With the S&P up 7% year to date, is it time to sell in May and go away?
It’s an old Wall Street adage, and the data appear to bear it out. Since 1950, the S&P has returned 3.4% on average for the year up to April, while returns from June to October have averaged only 0.9% over that time.
However, over the last five years, the dynamics of the monthly seasonal trade have not only changed but have become even more pronounced.
Summertime Has Been Producing Good Returns:
Beginning in 2012, January to April returns have averaged 4.9%, similar to the full series from 1950, but June to October returns have also averaged a healthy 3.95%.
Most notably, July has emerged as a very strong month, and June has turned from negative to positive. Also of note, the seasonal weakness in September has pulled forward into August.
This analysis suggests that August, not May, is the real bogeyman for investors.
Volatility Has Been Spiking In August:
Another way to come to the same conclusion is to look at the average returns of the CBOE VIX index shown below.

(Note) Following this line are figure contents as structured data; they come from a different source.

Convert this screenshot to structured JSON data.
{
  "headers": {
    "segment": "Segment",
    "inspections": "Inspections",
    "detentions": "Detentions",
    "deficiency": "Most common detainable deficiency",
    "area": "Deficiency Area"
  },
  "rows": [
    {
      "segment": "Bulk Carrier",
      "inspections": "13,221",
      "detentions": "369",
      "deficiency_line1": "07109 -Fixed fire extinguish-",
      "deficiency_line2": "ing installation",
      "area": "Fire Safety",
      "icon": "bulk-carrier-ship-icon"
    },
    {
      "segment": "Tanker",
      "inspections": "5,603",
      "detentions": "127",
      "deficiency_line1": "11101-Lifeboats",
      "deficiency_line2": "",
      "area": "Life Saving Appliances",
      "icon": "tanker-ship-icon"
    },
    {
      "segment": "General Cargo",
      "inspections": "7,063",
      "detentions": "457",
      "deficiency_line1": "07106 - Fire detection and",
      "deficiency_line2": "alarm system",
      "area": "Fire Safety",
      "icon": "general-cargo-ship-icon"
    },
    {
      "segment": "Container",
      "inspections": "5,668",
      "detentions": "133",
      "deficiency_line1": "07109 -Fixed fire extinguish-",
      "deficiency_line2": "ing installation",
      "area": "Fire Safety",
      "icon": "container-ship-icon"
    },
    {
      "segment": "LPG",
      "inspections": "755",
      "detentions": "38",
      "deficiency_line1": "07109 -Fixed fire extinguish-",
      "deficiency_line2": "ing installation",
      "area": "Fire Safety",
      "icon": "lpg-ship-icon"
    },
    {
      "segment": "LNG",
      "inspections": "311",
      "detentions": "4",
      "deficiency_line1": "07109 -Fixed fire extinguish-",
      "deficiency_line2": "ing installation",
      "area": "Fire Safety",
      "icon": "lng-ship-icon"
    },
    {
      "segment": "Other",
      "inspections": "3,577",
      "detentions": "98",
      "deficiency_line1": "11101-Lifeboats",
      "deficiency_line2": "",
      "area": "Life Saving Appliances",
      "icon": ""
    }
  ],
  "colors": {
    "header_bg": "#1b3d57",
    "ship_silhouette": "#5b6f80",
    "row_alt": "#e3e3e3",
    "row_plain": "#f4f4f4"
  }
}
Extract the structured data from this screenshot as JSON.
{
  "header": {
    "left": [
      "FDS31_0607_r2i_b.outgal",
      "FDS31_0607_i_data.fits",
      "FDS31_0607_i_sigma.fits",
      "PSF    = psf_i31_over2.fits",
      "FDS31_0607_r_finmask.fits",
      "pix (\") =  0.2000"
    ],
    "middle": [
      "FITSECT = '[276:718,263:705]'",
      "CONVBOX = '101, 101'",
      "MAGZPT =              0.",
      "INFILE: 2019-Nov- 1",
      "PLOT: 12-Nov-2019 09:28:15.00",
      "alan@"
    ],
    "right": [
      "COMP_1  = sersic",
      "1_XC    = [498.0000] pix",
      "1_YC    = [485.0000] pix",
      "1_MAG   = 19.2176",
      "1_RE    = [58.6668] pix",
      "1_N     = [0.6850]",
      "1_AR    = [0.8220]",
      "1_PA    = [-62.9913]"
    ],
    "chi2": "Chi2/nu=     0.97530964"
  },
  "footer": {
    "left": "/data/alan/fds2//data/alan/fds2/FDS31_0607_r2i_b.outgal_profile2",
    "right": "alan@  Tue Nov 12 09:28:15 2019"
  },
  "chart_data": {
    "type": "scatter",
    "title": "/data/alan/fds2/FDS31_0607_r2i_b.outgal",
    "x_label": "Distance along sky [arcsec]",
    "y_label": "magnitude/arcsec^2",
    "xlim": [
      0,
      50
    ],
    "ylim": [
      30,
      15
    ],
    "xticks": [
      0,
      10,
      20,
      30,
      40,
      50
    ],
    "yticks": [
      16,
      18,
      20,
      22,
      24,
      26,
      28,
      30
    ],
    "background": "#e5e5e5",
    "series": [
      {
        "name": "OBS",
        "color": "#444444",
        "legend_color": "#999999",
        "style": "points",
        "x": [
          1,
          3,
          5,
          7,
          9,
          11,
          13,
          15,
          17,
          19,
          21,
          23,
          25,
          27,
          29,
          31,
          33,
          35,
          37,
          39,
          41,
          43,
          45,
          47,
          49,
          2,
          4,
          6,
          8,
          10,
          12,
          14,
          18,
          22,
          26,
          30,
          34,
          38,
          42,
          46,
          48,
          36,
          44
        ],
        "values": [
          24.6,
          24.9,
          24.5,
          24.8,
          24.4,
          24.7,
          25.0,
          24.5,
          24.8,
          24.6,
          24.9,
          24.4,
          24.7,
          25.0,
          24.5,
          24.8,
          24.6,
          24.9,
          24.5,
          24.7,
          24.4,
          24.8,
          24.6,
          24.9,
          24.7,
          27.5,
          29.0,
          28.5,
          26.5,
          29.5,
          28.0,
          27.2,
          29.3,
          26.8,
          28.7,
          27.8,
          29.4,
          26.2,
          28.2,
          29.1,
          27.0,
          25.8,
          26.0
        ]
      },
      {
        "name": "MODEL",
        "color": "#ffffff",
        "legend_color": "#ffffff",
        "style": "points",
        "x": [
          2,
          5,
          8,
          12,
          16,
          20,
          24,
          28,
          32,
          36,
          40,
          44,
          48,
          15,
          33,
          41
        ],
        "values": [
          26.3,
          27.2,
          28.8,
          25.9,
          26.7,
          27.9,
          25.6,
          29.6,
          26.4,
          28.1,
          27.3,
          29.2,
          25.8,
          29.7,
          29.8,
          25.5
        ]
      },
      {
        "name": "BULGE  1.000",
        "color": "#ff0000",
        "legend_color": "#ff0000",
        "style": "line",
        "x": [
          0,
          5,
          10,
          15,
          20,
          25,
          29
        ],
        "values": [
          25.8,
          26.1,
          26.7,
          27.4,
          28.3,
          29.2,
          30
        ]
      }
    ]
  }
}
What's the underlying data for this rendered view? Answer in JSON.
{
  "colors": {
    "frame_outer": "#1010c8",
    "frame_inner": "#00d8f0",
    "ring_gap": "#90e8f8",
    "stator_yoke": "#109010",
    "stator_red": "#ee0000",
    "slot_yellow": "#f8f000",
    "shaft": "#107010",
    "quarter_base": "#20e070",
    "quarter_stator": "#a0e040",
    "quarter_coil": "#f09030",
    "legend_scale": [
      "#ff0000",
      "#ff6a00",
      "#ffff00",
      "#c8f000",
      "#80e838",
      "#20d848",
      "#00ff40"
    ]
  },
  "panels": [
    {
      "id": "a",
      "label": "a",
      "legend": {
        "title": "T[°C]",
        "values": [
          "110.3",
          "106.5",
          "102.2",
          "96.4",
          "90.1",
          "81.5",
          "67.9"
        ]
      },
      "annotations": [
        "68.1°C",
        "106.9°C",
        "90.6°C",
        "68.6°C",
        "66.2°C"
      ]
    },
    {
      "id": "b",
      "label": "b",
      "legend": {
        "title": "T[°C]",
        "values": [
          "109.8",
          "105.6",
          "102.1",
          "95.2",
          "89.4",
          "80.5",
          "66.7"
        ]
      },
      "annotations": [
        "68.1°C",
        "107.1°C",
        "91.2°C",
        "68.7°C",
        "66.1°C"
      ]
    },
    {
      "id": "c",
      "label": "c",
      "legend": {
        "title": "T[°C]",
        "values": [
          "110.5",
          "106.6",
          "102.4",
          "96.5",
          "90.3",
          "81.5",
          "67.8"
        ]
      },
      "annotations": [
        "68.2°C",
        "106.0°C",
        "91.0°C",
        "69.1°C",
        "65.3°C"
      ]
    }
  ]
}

The VIX index is a measure of stock market volatility, and rapid changes in market volatility are highly correlated with negative stock returns. Over the past five years, August has been a very volatile month. By contrast, July has lower average volatility, much like February, March, and November.
The conclusion – Sell in May has (recently) gone away.
Which then leads us to ask: How to monetize this idea?
Sectors Which Do Well In the Summer:
First, we looked at sectors which have, since 2012, typically done well over the June-July time frame ahead of August’s turmoil.
Energy, Basic Industries, and Transportation have tended to under perform. Health Care, Utilities and Consumer stocks have tended to do well and that’s where we should look for buys.
Seasonal Buy Rank Table:
Taking this analysis one step further, we can rank stocks which are not up a lot year to date and yet which usually do well in the summer months before August.
Target (TGT) screens well. Relative to the S&P 500 it is only in the 3rd percentile for year to date returns, yet it is in the 81% percentile for June-July going back to 2012. It’s also a consumer stock, which is a good summertime sector as we have shown above.
Further proof of the historical returns for June and July for this stock can best be seen by using the Returns menu in Sentieo, shown below.
TGT is a solid green in the month of July going back to 2009.
Where might monthly seasonality come from?
Historically the stock market was much more driven by seasonal cycles in manufacturing and crop harvesting. In the modern era, it may be the case that investors’ expectations are more and more the source of returns.
Again using the Sentieo platform, we can see internet searches for the word “Earnings” and use that as a proxy for which months we are likely to see the most earnings reports.
As shown below, the big search months appear to be January-February, April, July, and October. So one theory explaining the shift in the dynamics of monthly seasonality the past five years versus a look back to 1950 might be that modern managements are far more savvy about setting lower expectations earlier in the year (hence weak January results) and are able to “jump over” the low bar later in the year – thereby driving the now-more-positive returns in July and October relative to history.
Sell in May? No way!
Summing it all up, before you follow a well-worn adage, take a minute and check against the monthly returns map in the Returns menu on the Sentieo platform. You may capture returns others don’t.
And don’t forget: this year, it may pay to wait to sell until July!